Perhaps my key takeaway from this whole episode surrounds my concerns regarding community policing at the moment. 

When I was growing up, I remember a presence of ‘on-the-beat bobbies’ conversing regularly with the local community. They would give sought after cards to young children, which built up a sense of respect for the role they carried out. They knew their areas, and they would often preemptively stop problems when they arose through discussion and parleying. 
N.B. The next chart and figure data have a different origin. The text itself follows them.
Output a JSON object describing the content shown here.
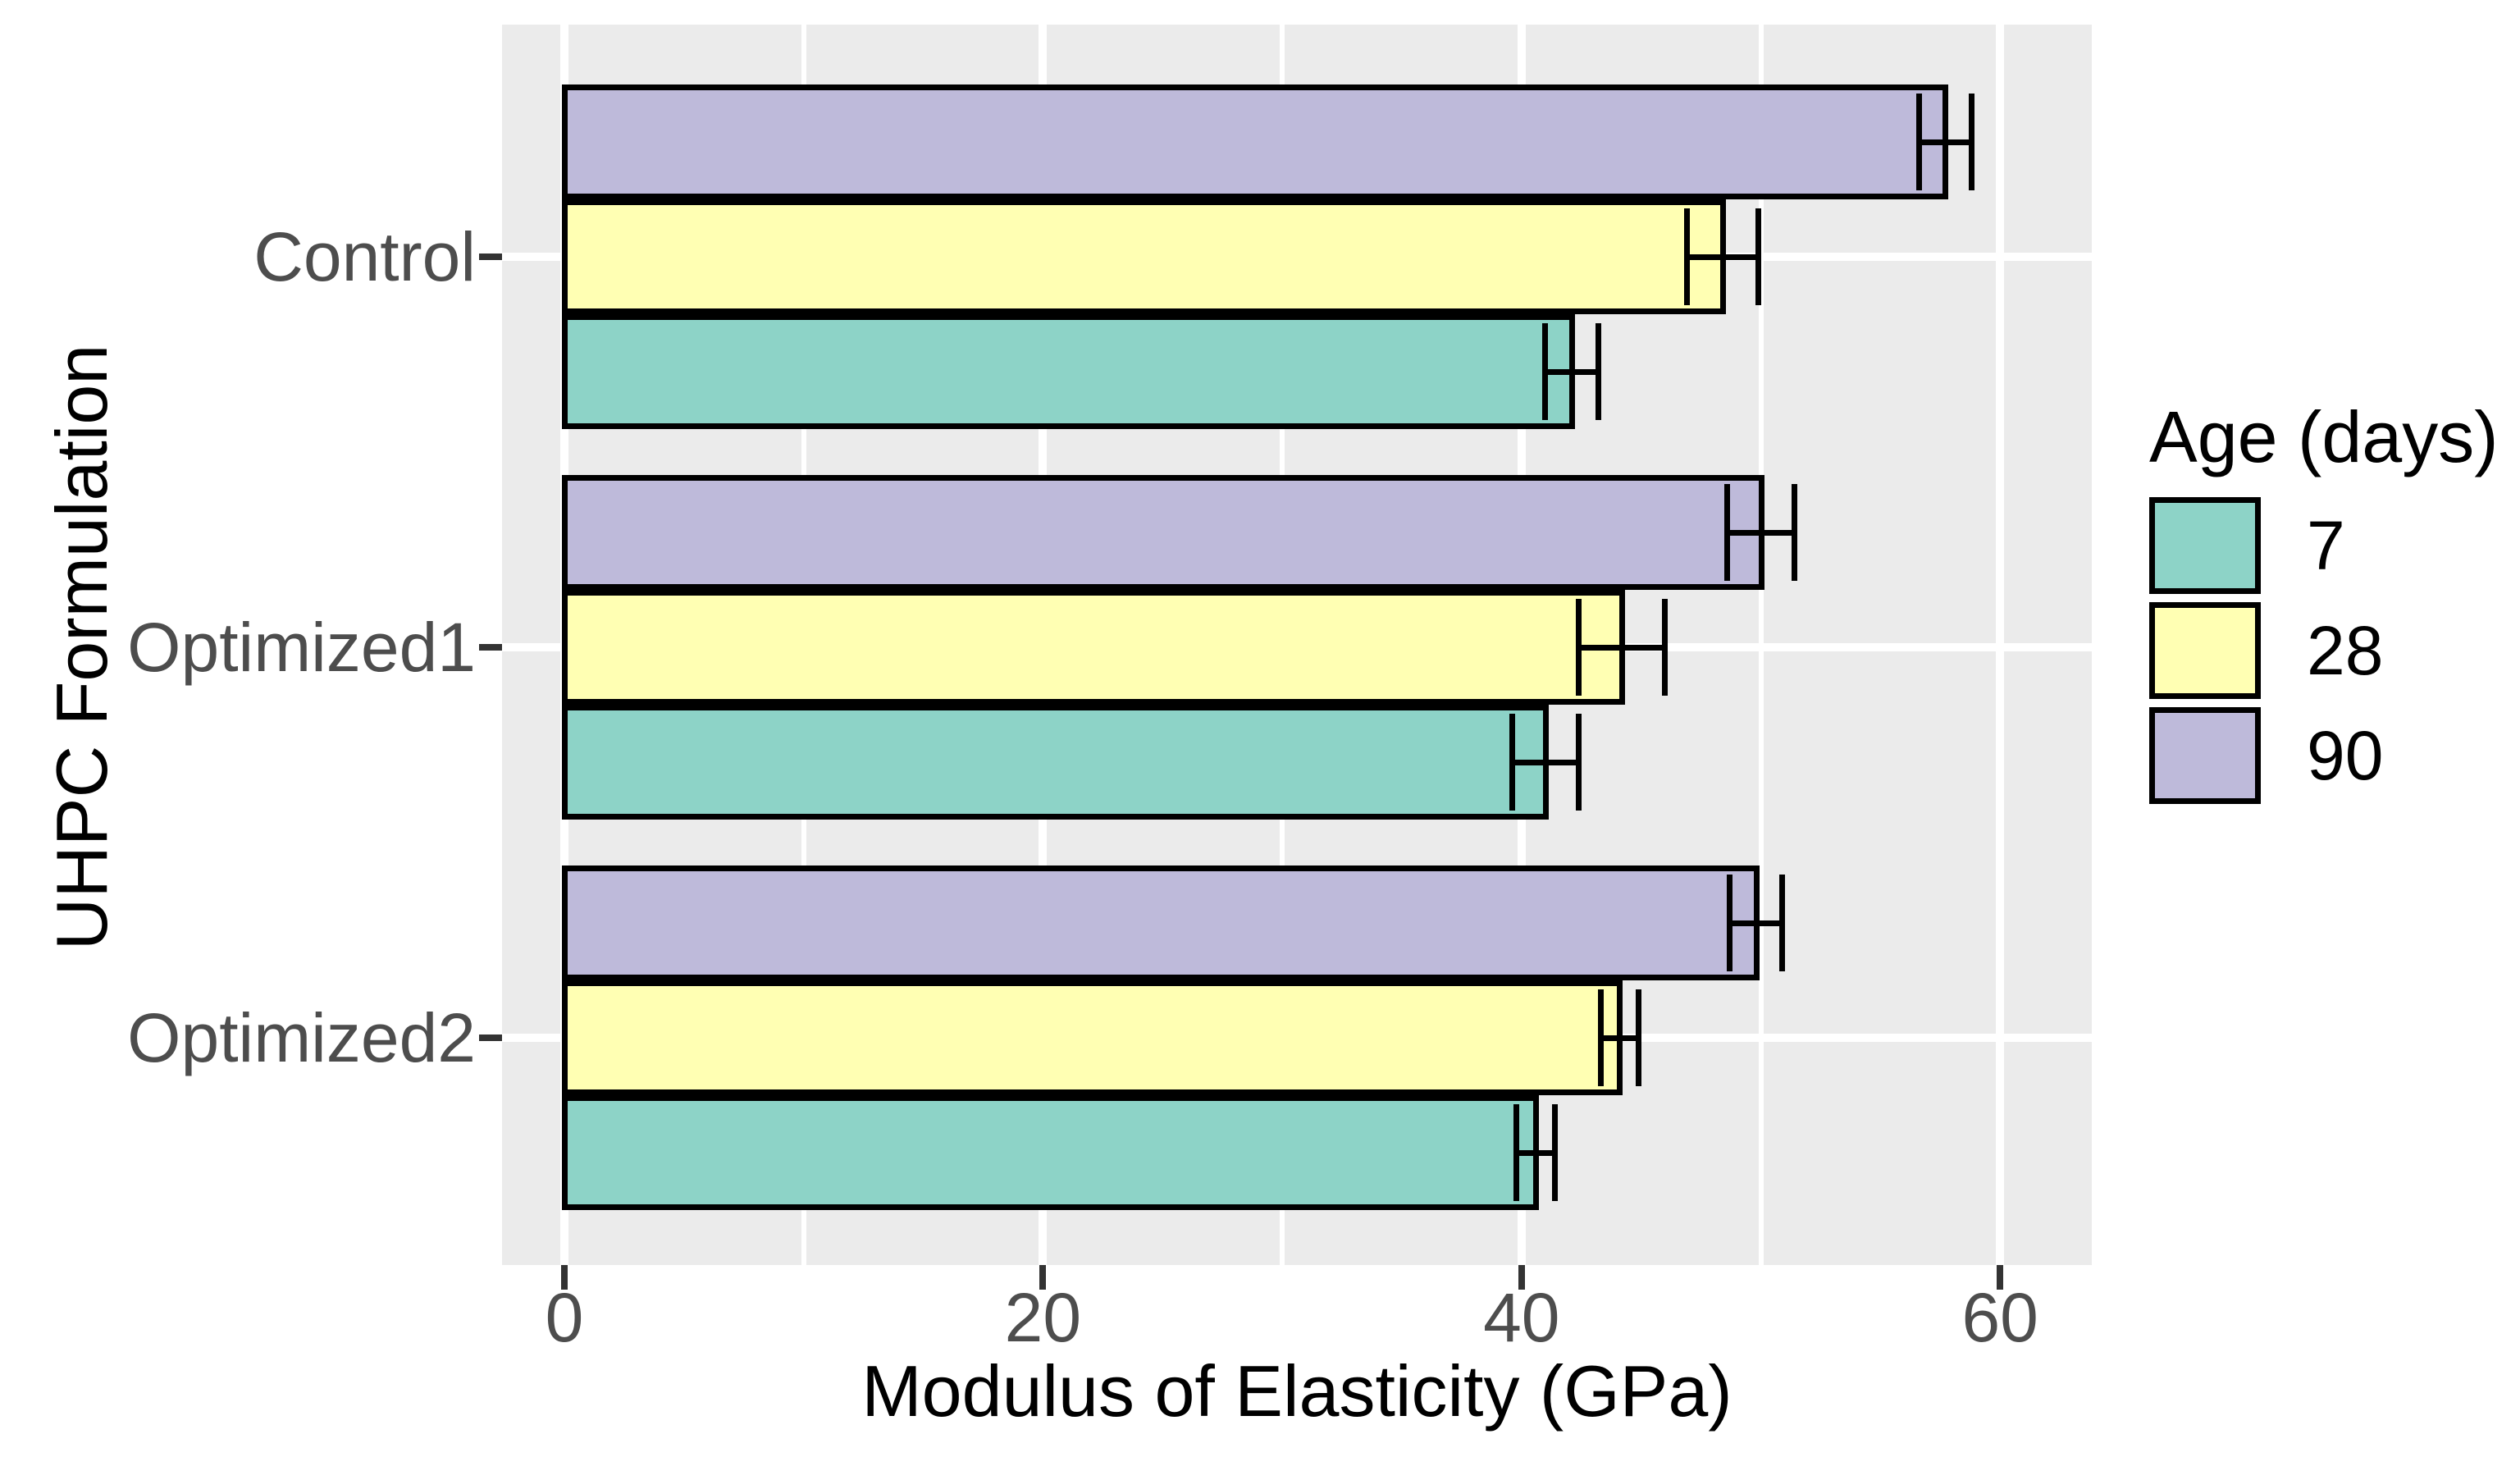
{
  "chart_data": {
    "type": "bar",
    "orientation": "horizontal",
    "title": "",
    "xlabel": "Modulus of Elasticity (GPa)",
    "ylabel": "UHPC Formulation",
    "categories": [
      "Control",
      "Optimized1",
      "Optimized2"
    ],
    "series": [
      {
        "name": "7",
        "color": "#8DD3C7",
        "values": [
          42.1,
          41.0,
          40.6
        ],
        "errors": [
          1.1,
          1.4,
          0.8
        ]
      },
      {
        "name": "28",
        "color": "#FFFFB3",
        "values": [
          48.4,
          44.2,
          44.1
        ],
        "errors": [
          1.5,
          1.8,
          0.8
        ]
      },
      {
        "name": "90",
        "color": "#BEBADA",
        "values": [
          57.7,
          50.0,
          49.8
        ],
        "errors": [
          1.1,
          1.4,
          1.1
        ]
      }
    ],
    "bar_stack_order_top_to_bottom": [
      "90",
      "28",
      "7"
    ],
    "error_bars": true,
    "xlim": [
      0,
      63.8
    ],
    "x_ticks": [
      0,
      20,
      40,
      60
    ],
    "x_minor_ticks": [
      10,
      30,
      50
    ],
    "grid": true,
    "legend": {
      "title": "Age (days)",
      "position": "right",
      "entries": [
        "7",
        "28",
        "90"
      ]
    },
    "colors": {
      "panel_background": "#EBEBEB",
      "grid": "#FFFFFF",
      "bar_border": "#000000",
      "tick_label": "#4D4D4D",
      "axis_title": "#000000",
      "tick_mark": "#333333"
    }
  }
}
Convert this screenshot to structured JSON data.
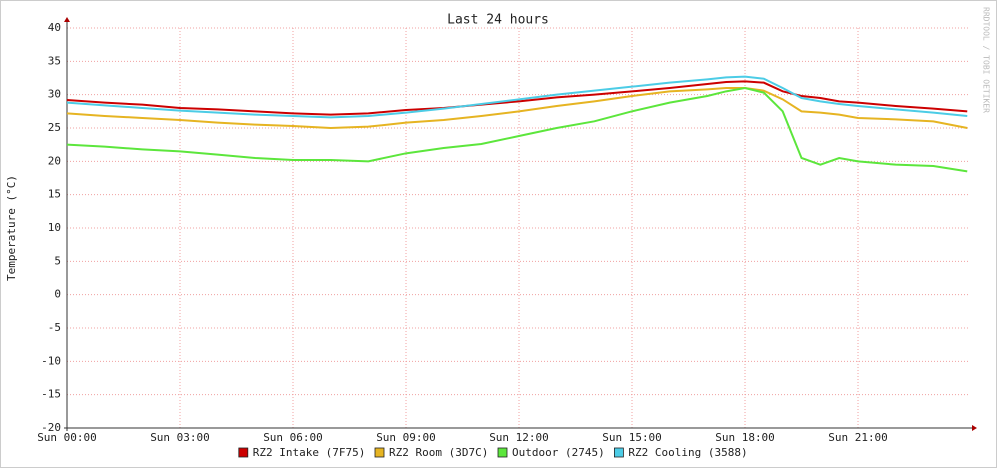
{
  "chart_data": {
    "type": "line",
    "title": "Last 24 hours",
    "y_label": "Temperature (°C)",
    "side_text": "RRDTOOL / TOBI OETIKER",
    "x": [
      0,
      1,
      2,
      3,
      4,
      5,
      6,
      7,
      8,
      9,
      10,
      11,
      12,
      13,
      14,
      15,
      16,
      17,
      17.5,
      18,
      18.5,
      19,
      19.5,
      20,
      20.5,
      21,
      22,
      23,
      23.9
    ],
    "xlim": [
      0,
      23.92
    ],
    "xticks": [
      {
        "value": 0,
        "label": "Sun 00:00"
      },
      {
        "value": 3,
        "label": "Sun 03:00"
      },
      {
        "value": 6,
        "label": "Sun 06:00"
      },
      {
        "value": 9,
        "label": "Sun 09:00"
      },
      {
        "value": 12,
        "label": "Sun 12:00"
      },
      {
        "value": 15,
        "label": "Sun 15:00"
      },
      {
        "value": 18,
        "label": "Sun 18:00"
      },
      {
        "value": 21,
        "label": "Sun 21:00"
      }
    ],
    "ylim": [
      -20,
      40
    ],
    "yticks": [
      -20,
      -15,
      -10,
      -5,
      0,
      5,
      10,
      15,
      20,
      25,
      30,
      35,
      40
    ],
    "grid": true,
    "series": [
      {
        "name": "RZ2 Intake (7F75)",
        "color": "#cc0000",
        "values": [
          29.2,
          28.8,
          28.5,
          28.0,
          27.8,
          27.5,
          27.2,
          27.0,
          27.2,
          27.7,
          28.0,
          28.5,
          29.0,
          29.6,
          30.0,
          30.5,
          31.0,
          31.6,
          31.9,
          32.0,
          31.8,
          30.5,
          29.8,
          29.5,
          29.0,
          28.8,
          28.3,
          27.9,
          27.5
        ]
      },
      {
        "name": "RZ2 Room (3D7C)",
        "color": "#e6b422",
        "values": [
          27.2,
          26.8,
          26.5,
          26.2,
          25.8,
          25.5,
          25.3,
          25.0,
          25.2,
          25.8,
          26.2,
          26.8,
          27.5,
          28.3,
          29.0,
          29.8,
          30.5,
          30.8,
          31.0,
          31.0,
          30.6,
          29.3,
          27.5,
          27.3,
          27.0,
          26.5,
          26.3,
          26.0,
          25.0
        ]
      },
      {
        "name": "Outdoor (2745)",
        "color": "#5ce63c",
        "values": [
          22.5,
          22.2,
          21.8,
          21.5,
          21.0,
          20.5,
          20.2,
          20.2,
          20.0,
          21.2,
          22.0,
          22.6,
          23.8,
          25.0,
          26.0,
          27.5,
          28.8,
          29.8,
          30.5,
          31.0,
          30.3,
          27.5,
          20.5,
          19.5,
          20.5,
          20.0,
          19.5,
          19.3,
          18.5
        ]
      },
      {
        "name": "RZ2 Cooling (3588)",
        "color": "#4ccce6",
        "values": [
          28.8,
          28.4,
          28.0,
          27.6,
          27.3,
          27.0,
          26.8,
          26.6,
          26.8,
          27.3,
          27.9,
          28.6,
          29.3,
          30.0,
          30.6,
          31.2,
          31.8,
          32.3,
          32.6,
          32.7,
          32.4,
          31.0,
          29.5,
          29.0,
          28.6,
          28.3,
          27.8,
          27.3,
          26.8
        ]
      }
    ]
  }
}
Now it seems that the police are indeed an ‘emergency service’ only. They will only act when a crime has been committed, and it is too late to undo the damage. I understand that resources are thin and numbers have dropped in real terms over the last few decades, but I rarely see police community support officers, brought in for this very task, in a visible sense. I believe that most people would favour a more human touch to crime prevention, as opposed to officers behind desks. Though some articles disagree like 'More “bobbies on the beat” are unlikely to reduce crime' by Benoit Guerin, statistics used in the same piece provide an uneasy relationship between police officer reduction and a rise in misdemeanours.

Boris Johnson stated that “more police on our streets means more people are kept safe” when appealing to be elected as Prime Minister late in 2019. It is a pledge which Johnson really needs to deliver on as society and communities aim to come back together following the pandemic in the months and years to come.